CM: Ideally, where would you like to see the building sector grow in the next few years and how would Planete Greenleaves in the next few years?

AK & MM: Because of the major contribution of the building sector in GHG emission, we would like to see all buildings smart and energy-efficient, and net-zero emissions in the future. With the advancement of technologies, the building sector is moving toward designing smart buildings. Also, governments are investing in finding low-efficient buildings and renovating them to reduce emissions. However, all these goals need a better understanding of buildings and their long-term impact on climate conditions. We would like to see Planete GreenLeaves, as an urban digital twin platform, can provide such information in the next few years and help city-planers, companies, and citizens with better and efficient decision-making.

CM: What are some of the biggest challenges you find with regards to retrofitting or sustainable building design?

AK & MM: Considering a single building and providing a retrofitting solution won’t clarify the impact of retrofitting or sustainable building design on the urban environment as a whole, and climate change. The major challenge is finding the impact of such actions on bigger scales, such as a whole city or country. These types of investigations are complicated and expensive, so they are still at the research stage. But our main goal in Planete GreenLeaves is to bring these academic works to real life.

Furthermore, Ali and Mohammad/Planete Greenleaves (PG) have had conversations with companies about the benefits of PG and these conversations highlight other challenges. When speaking to a popular, Montreal-based insurance firm, the company had no idea about building retrofitting. They explained that using their platform — using, for example, long term weather forecasting data and using some optimized retrofitting strategy — PG could tell the company how much energy and money they could save, and how much they could really impact our environment. Unfortunately, as was the case here, they see that companies are sometimes not willing to make the necessary investment.

In this line of work, who are the people you wish would listen to you the most and what would you want to tell them?

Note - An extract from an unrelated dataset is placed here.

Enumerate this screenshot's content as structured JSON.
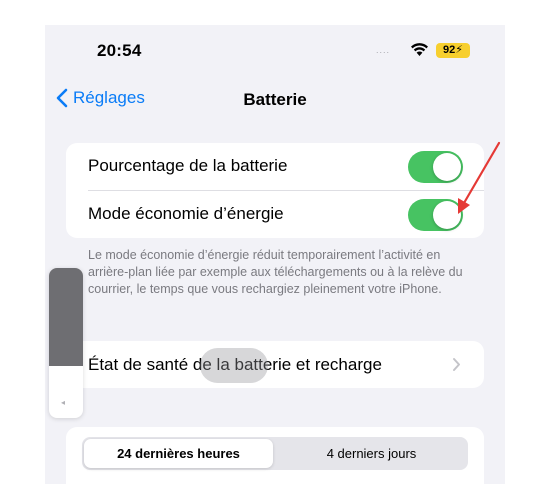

AK & MM: Our services will directly impact every single person in a city and all homeowners. But additionally, we would like other groups, such as policymakers, urban planners, and the governments, to be aware of our work and benefit from that.

In our interview, Ali added that they had a meeting with someone in real estate and they didn’t consider energy and building retrofitting in their projects. Therefore, they saw the gap as an opportunity where these two sectors can come together and share their expertise to design more net zero energy buildings.

What’s a fun fact about you that not many people know about you both?

AK & MM: We both love football, and we use every opportunity to play football. A funny story about Mohammad is that he is a very good football player, and when he was a junior B.Sc. student, he won the first champion for his department, aerospace engineering. After this championship, his teammates called him Pele because of his resemblance to the legendary football player Pele. And after almost 15 years, even here in Montreal, his friends still call him Pele.

CM: What is something you would say to those who have never heard of an environmental hackathon, or think hackathons in general, and believe they are only for programmers?

AK & MM: Environmental hackathons are great opportunities for those who are interested in solving environmental problems. Many researchers or students with skills such as programming have some ideas to use their expertise in solving real-life problems, but they don’t know how to start. Participating in hackathons is a good start for them to get to know other people in their field, and present and grow their ideas by forming a group with other people with different expertise.